As volatility in markets likely to be high because of geopolitical tensions, investors with lumpsum should consider systematic transfer plans (STPs) in mutual funds for higher returns. They can stagger investments from a debt-oriented scheme like a liquid fund to an equity fund with the same fund house.
Such a strategy will enable a disciplined and planned transfer of a fixed amount between two mutual fund schemes and can help to mitigate the impact of any market volatility. As the money is automatically adjusted between the selected funds, investors can de-risk the market timing and benefit from the power of compounding.
In fact, STPs help in averaging out the investment purchase price and are extremely beneficial in volatile periods when markets are highly uncertain. Moreover, as the objective of a debt fund is to beat the savings interest rate, any outperformance will provide superior STP returns.

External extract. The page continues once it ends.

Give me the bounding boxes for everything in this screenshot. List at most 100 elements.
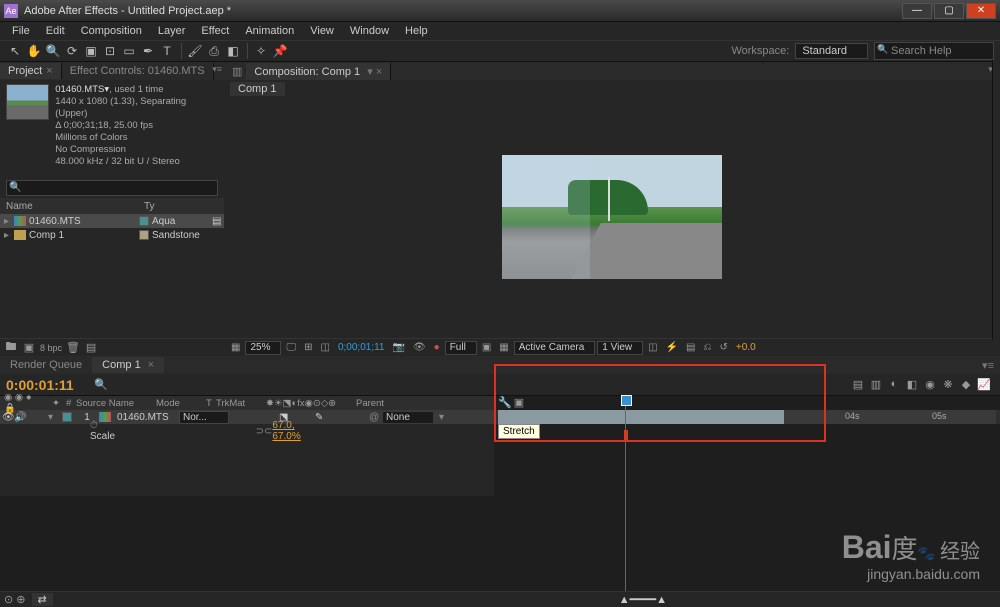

Dhaval Kapadia, head of products, Ambit Wealth, says it may be advisable for investors with lumpsum to stagger investments into equity markets via STPs over the next six to nine months. “In this way, investors would be able to take advantage of any interim volatility or corrections in the market and average their cost of investment. And as markets recover post the culmination of these events, investors would stand to make better returns.”
Similarly, Harshad Chetanwala, co-founder, MyWealthGrowth. com, says during uncertain times it is better to follow a staggered manner as it could help an investor in taking advantage of volatility in the stock market. “Investing in one go at this stage is not advisable. However, one can look at 30 to 40% of investment in lump sum and the rest can be invested through STP mode.